Ma c’è un’ultima, più pungente domanda: perché? È la stessa domanda del bambino. E del filosofo: «Perché l’essere invece che il nulla?», direbbe lui. Oppure del poeta: «A che tante facelle?». Perché il fiore, a che scopo l’universo? Perché noi, in questo immenso alveo cosmico, così stranamente capaci di comprendere il reale? Perché questa bellezza del mondo, che la scienza ci consente di contemplare sempre più in profondità?

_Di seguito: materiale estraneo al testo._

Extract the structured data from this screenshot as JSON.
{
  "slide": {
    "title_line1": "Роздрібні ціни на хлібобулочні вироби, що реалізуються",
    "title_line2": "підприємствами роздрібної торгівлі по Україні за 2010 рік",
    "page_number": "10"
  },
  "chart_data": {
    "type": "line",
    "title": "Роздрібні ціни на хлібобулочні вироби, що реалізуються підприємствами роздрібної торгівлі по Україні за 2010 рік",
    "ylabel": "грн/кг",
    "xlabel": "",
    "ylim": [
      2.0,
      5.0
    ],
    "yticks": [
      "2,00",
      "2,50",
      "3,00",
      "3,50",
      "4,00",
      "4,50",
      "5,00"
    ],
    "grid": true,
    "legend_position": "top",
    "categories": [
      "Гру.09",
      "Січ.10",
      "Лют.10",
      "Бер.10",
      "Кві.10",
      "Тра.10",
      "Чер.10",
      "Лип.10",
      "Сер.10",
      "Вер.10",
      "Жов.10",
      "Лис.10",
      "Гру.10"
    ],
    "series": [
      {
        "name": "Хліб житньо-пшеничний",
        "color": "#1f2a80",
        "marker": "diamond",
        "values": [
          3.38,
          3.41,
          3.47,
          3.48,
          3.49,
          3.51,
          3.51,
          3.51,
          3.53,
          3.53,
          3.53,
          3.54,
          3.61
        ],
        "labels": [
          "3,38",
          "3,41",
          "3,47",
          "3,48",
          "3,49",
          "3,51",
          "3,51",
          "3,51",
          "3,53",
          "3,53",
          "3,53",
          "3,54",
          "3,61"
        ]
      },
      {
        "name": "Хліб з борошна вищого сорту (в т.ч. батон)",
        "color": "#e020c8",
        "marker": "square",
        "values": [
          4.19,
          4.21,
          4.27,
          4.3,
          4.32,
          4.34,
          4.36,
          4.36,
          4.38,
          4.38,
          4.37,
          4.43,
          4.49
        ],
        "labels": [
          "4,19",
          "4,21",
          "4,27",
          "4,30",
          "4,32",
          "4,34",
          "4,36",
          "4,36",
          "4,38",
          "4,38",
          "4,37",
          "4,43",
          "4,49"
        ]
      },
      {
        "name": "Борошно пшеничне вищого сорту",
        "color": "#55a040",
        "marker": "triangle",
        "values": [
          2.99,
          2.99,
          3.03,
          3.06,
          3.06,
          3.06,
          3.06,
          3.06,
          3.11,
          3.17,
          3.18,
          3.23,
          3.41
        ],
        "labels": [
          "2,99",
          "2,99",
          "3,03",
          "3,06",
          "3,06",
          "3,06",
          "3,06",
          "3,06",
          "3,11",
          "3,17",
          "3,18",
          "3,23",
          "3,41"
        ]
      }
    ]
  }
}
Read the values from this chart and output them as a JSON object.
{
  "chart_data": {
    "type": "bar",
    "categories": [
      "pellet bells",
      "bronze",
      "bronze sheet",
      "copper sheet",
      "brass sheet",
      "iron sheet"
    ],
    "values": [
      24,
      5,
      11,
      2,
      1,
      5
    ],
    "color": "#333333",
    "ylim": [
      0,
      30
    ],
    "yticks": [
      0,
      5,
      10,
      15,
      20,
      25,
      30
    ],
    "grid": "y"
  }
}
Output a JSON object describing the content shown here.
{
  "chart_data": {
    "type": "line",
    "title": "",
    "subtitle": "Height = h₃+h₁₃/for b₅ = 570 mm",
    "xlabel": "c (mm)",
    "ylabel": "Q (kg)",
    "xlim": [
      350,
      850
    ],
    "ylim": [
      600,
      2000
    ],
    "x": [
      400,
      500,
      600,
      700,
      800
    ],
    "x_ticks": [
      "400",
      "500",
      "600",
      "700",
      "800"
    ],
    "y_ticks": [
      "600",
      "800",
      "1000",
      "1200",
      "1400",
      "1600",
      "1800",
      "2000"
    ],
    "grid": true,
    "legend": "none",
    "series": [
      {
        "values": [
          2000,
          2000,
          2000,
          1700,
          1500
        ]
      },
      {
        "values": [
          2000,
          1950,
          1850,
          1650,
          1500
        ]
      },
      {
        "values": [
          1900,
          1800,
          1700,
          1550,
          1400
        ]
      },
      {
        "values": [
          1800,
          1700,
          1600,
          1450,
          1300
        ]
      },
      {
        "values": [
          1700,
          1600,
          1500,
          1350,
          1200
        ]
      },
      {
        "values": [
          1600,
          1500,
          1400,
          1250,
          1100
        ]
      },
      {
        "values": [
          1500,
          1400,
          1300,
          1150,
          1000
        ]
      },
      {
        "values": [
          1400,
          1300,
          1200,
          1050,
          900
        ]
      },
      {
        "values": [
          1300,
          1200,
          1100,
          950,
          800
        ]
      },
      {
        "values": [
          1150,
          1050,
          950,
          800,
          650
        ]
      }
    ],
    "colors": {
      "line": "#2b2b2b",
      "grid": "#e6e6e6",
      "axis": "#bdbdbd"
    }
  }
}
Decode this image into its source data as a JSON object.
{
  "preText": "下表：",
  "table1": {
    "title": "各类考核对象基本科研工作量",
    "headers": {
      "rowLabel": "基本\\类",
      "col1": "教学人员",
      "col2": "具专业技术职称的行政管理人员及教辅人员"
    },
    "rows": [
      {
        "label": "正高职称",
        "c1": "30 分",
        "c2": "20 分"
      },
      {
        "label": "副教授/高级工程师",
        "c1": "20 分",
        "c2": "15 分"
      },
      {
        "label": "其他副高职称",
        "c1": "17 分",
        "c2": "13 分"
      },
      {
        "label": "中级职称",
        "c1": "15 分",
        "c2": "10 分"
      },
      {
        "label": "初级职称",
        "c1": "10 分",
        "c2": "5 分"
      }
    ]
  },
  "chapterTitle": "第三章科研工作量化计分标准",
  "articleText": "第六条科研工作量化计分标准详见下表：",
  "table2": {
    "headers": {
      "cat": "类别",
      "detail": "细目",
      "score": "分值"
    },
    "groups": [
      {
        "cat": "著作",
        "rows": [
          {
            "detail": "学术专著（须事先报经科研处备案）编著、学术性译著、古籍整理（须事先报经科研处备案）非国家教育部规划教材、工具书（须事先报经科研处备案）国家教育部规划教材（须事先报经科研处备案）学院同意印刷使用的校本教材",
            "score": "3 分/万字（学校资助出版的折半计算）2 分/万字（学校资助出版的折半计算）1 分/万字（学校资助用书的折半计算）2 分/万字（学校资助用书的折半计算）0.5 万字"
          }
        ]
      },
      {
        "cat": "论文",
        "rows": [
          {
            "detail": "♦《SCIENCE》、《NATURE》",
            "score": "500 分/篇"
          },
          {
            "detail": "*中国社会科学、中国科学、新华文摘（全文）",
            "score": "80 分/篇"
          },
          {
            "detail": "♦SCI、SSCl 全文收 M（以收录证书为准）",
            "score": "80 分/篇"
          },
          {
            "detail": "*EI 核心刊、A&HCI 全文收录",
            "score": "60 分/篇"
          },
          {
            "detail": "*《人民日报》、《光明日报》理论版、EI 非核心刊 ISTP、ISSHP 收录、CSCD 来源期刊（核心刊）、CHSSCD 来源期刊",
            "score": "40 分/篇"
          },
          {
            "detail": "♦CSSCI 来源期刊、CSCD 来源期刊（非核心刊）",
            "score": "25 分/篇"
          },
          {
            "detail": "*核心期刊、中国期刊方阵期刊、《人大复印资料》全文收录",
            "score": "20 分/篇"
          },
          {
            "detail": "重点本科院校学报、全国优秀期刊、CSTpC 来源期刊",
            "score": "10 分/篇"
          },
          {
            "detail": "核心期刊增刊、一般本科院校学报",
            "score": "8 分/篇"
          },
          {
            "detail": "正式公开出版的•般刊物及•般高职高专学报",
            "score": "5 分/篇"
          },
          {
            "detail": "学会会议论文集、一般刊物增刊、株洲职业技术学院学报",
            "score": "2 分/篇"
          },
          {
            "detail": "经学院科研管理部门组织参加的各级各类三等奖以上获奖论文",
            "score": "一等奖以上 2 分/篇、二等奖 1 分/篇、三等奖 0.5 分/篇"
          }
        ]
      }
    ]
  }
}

Perché il dolore, perché il nostro infinito desiderio, la nostra sete di conoscenza e di felicità? Ecco l’esigenza abissale, alla quale la scienza non è capace neanche di balbettare una risposta. Da dove proviene l’esserci delle cose, ora? L’evidenza della creazione non va cercata anzitutto nel passato, ma nella sorpresa che le cose ci sono in ogni istante, ora: io non mi faccio da me, ogni cosa, se potesse pensare, dovrebbe dire: «Io non mi faccio da me». Quel momento drammatico di 13,7 miliardi di anni fa, quando tempo e spazio ebbero inizio, è un segno grandioso della contingenza dell’universo. Ma la creazione non è relegata a quel remoto evento. Essa è l’atto misterioso che trae dal nulla ogni istante di ogni stella o fiore o bimbo dell’universo.